The confident Moynihan reiterated that Bank of America was now ahead of its peers, touting the industry’s best balance sheet, improved capital, and perhaps a newfound ability to increase dividends for shareholders.  However, Moynihan chose his words carefully regarding that last item, suggesting the possibility that such an increase in payout would be “on the table” for 2013, but making no guarantees.  The CEO said he didn’t wish to “get ahead” of the Federal Reserve’s 2013 approval process and promise increased dividends before they’ve been officially sanctioned, a lesson he undoubtedly learned after making that very mistake last year.

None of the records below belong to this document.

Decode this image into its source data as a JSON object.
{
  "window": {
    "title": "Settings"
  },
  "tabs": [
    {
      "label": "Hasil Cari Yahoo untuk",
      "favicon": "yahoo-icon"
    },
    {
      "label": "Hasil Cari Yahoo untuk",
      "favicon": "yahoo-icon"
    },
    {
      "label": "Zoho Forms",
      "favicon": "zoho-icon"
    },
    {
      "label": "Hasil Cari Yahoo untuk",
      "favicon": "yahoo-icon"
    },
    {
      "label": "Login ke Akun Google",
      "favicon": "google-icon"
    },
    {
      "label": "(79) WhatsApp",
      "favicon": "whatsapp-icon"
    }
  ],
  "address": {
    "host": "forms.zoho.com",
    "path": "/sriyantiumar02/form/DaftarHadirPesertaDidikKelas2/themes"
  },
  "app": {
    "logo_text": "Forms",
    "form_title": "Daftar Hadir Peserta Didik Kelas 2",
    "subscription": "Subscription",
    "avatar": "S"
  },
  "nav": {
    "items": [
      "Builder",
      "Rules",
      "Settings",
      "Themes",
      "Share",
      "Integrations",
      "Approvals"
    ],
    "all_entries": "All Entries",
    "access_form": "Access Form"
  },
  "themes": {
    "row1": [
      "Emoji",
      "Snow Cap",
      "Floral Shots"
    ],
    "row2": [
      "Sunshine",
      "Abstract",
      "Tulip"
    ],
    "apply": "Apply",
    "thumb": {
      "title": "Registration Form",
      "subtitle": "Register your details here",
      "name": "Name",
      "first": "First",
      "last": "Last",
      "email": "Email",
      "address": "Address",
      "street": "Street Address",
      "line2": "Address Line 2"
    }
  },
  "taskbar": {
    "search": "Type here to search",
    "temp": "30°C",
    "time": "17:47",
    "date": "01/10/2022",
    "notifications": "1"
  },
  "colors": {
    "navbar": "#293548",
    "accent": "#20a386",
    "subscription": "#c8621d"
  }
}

However, in spite of Moynihan’s brazen confidence in the position of his company, some analysts believe he may be overselling Bank of America’s advantages over its peers.  FBR Capital Markets analyst Paul Miller has stated the large gains in capital that Moynihan has been trumpeting may not be so large in reality. In truth, Miller explained, Bank of America’s capital could still be significantly lessened by costs from defective mortgages and impending litigation that Moynihan failed to consider.

“They still have a lot of liabilities, and it’s going to put pressure on their capital base if these lawsuits go the other way,” Miller said. “What he has done is shrunk the balance sheet more than generated a lot of capital.”

To achieve that shrunken balance sheet, Moynihan has aggressively sought to trim and streamline the company wherever possible, including a large-scale job reduction plan that ultimately aims to shed 30,000 employees and $8 billion in costs per year. The bank – the U.S.’s largest bank by employee total – laid off 2,866 workers in the third quarter.